CALENDARIO VENATORIO: BALDELLI (PRC) CONTRO LE DECISIONI DELLA REGIONE

“Le decisioni in tema di calendario venatorio che la Regione va assumendo non sono in linea con le idee e le volontà di una parte consistente del mondo venatorio: questo è il dato che emerge chiaramente dalle prese di posizione di autorevoli esponenti del mondo associazionistico che ruota attorno alla caccia, prese di posizione tutte contrarie alla doppia apertura e in linea con quanto altre autorevoli istituzioni diverse dalla Regione hanno sempre sostenuto (esistono due atti del Consiglio provinciale in questo senso, uno approvato all'unanimità l'anno scorso e uno all'unanimità in Commissione la settimana scorsa)”. E' quanto emerge da una nota del gruppo Prc alla Provincia di Perugia a firma del suo capogruppo Luca Baldelli. “La politica dello struzzo, che mette la testa sotto la sabbia per fingere che i problemi non esistano, non giova a questo punto a nessuno, tanto meno alla Regione dell'Umbria e alla sua maggioranza. – prosegue la nota – La forza e l'autorevolezza di un'Istituzione non si dimostrano nell'aprire conflitti interistituzionali e nel procedere su strade che non incontrano il consenso della maggioranza dei soggetti a nome e nell'interesse dei quali si pretende di legiferare.
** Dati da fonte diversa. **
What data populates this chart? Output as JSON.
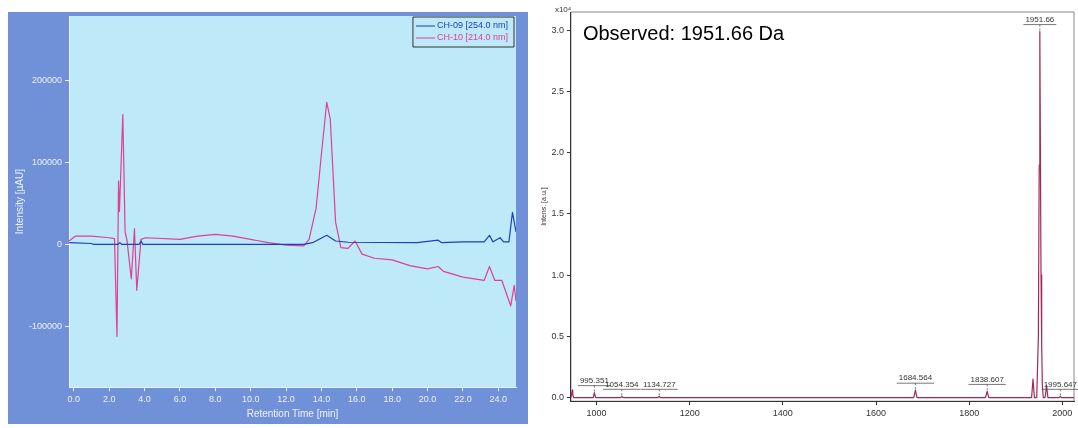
{
  "chart_data": [
    {
      "type": "line",
      "xlabel": "Retention Time [min]",
      "ylabel": "Intensity [µAU]",
      "xlim": [
        -0.27,
        25.0
      ],
      "ylim": [
        -174000,
        278000
      ],
      "xticks": [
        {
          "value": 0,
          "label": "0.0"
        },
        {
          "value": 2,
          "label": "2.0"
        },
        {
          "value": 4,
          "label": "4.0"
        },
        {
          "value": 6,
          "label": "6.0"
        },
        {
          "value": 8,
          "label": "8.0"
        },
        {
          "value": 10,
          "label": "10.0"
        },
        {
          "value": 12,
          "label": "12.0"
        },
        {
          "value": 14,
          "label": "14.0"
        },
        {
          "value": 16,
          "label": "16.0"
        },
        {
          "value": 18,
          "label": "18.0"
        },
        {
          "value": 20,
          "label": "20.0"
        },
        {
          "value": 22,
          "label": "22.0"
        },
        {
          "value": 24,
          "label": "24.0"
        }
      ],
      "yticks": [
        -100000,
        0,
        100000,
        200000
      ],
      "grid": false,
      "legend": "top right",
      "marker": "none",
      "line_style": "solid",
      "series": [
        {
          "name": "CH-09 [254.0 nm]",
          "color": "#1f3fbf",
          "x": [
            -0.27,
            1.0,
            1.1,
            2.5,
            2.6,
            2.7,
            3.7,
            3.8,
            3.9,
            13.0,
            13.5,
            14.3,
            14.8,
            15.5,
            19.4,
            20.6,
            20.8,
            22.0,
            23.2,
            23.5,
            23.7,
            24.1,
            24.3,
            24.6,
            24.8,
            25.0
          ],
          "values": [
            2000,
            1000,
            0,
            0,
            2000,
            0,
            0,
            4000,
            0,
            0,
            2000,
            11000,
            4000,
            2500,
            2000,
            5000,
            2000,
            3000,
            3000,
            11000,
            3000,
            8000,
            3000,
            3000,
            39000,
            15000
          ]
        },
        {
          "name": "CH-10 [214.0 nm]",
          "color": "#e0408f",
          "x": [
            -0.27,
            0.1,
            1.0,
            2.0,
            2.3,
            2.44,
            2.53,
            2.58,
            2.77,
            2.9,
            3.0,
            3.25,
            3.43,
            3.56,
            3.8,
            4.07,
            6.0,
            7.0,
            8.0,
            9.0,
            10.0,
            11.0,
            12.0,
            13.0,
            13.3,
            13.7,
            14.0,
            14.3,
            14.5,
            14.8,
            15.1,
            15.5,
            15.9,
            16.3,
            17.0,
            18.0,
            19.0,
            20.0,
            20.6,
            20.9,
            22.0,
            23.2,
            23.5,
            23.8,
            24.2,
            24.7,
            24.9,
            25.0
          ],
          "values": [
            4000,
            10000,
            10000,
            8000,
            7000,
            -112000,
            77000,
            40000,
            158000,
            15000,
            6000,
            -42000,
            19000,
            -56000,
            6000,
            8000,
            6000,
            10000,
            12000,
            10000,
            6000,
            2000,
            -1000,
            -2000,
            6000,
            44000,
            110000,
            173000,
            152000,
            27000,
            -4000,
            -5000,
            4000,
            -12000,
            -17000,
            -19000,
            -26000,
            -30000,
            -27000,
            -33000,
            -40000,
            -44000,
            -27000,
            -44000,
            -44000,
            -75000,
            -50000,
            -69000
          ]
        }
      ]
    },
    {
      "type": "line",
      "ylabel": "Intens. [a.u.]",
      "xlim": [
        945,
        2025
      ],
      "ylim": [
        -0.03,
        3.15
      ],
      "xticks": [
        1000,
        1200,
        1400,
        1600,
        1800,
        2000
      ],
      "yticks": [
        {
          "value": 0,
          "label": "0.0"
        },
        0.5,
        {
          "value": 1,
          "label": "1.0"
        },
        1.5,
        {
          "value": 2,
          "label": "2.0"
        },
        2.5,
        {
          "value": 3,
          "label": "3.0"
        }
      ],
      "grid": false,
      "legend": false,
      "marker": "none",
      "line_style": "solid",
      "series": [
        {
          "color": "#a0285a",
          "x": [
            945,
            948,
            949,
            951,
            993,
            995.351,
            998,
            1052,
            1054.354,
            1057,
            1132,
            1134.727,
            1137,
            1681,
            1684.564,
            1688,
            1835,
            1838.607,
            1842,
            1934,
            1937,
            1940,
            1945,
            1948.5,
            1950.3,
            1951.66,
            1953,
            1954.2,
            1955.6,
            1957,
            1959,
            1963,
            1966,
            1969,
            1993,
            1995.647,
            1998,
            2025
          ],
          "values": [
            0,
            0.06,
            0.02,
            0,
            0,
            0.04,
            0,
            0,
            0.01,
            0,
            0,
            0.01,
            0,
            0,
            0.06,
            0,
            0,
            0.05,
            0,
            0,
            0.15,
            0,
            0,
            0.5,
            1.9,
            2.99,
            1.9,
            1.0,
            0.45,
            0.1,
            0,
            0,
            0.1,
            0,
            0,
            0.01,
            0,
            0
          ]
        }
      ],
      "annotations": [
        "Observed: 1951.66 Da",
        "x10⁴",
        {
          "text": "995.351",
          "x": 995.351,
          "y": 0.04
        },
        {
          "text": "1054.354",
          "x": 1054.354,
          "y": 0.01
        },
        {
          "text": "1134.727",
          "x": 1134.727,
          "y": 0.01
        },
        {
          "text": "1684.564",
          "x": 1684.564,
          "y": 0.06
        },
        {
          "text": "1838.607",
          "x": 1838.607,
          "y": 0.05
        },
        {
          "text": "1951.66",
          "x": 1951.66,
          "y": 2.99
        },
        {
          "text": "1995.647",
          "x": 1995.647,
          "y": 0.01
        }
      ]
    }
  ]
}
Viene da chiedersi quale sia la funzione degli strumenti partecipativi, a partire dalla Consulta, quale idea di concertazione la Regione abbia in mente per affrontare in maniera decisa, fattiva e condivisa le problematiche del mondo venatorio. Viene da chiedersi se non sia necessario un bagno di umiltà da parte di chi deve prendere decisioni in merito a tutti i livelli: dopo le penalizzanti modifiche apportate alla legge 157 dal Parlamento nazionale, per iniziative di forze politiche le più diverse tra loro, ma tutte unite nel dare addosso al mondo venatorio (vedi le dichiarazioni della Brambilla sulla caccia), viene da chiedersi se un segnale di discontinuità in questo senso non sia opportuno e propizio da parte della Regione Umbria. C'è bisogno di rilanciare la partecipazione, il confronto interistituzionale e con il mondo associativo, non per ascoltare e poi decidere a prescindere da ciò che si ascolta, ma per arrivare veramente a proposte condivise. In questo senso, almeno Regione e Provincia, le due istituzioni che esercitano le deleghe in materia di caccia, debbono riannodare i fili del dialogo e incontrarsi all'insegna di una reale volontà di perseguire gli interessi del mondo venatorio”.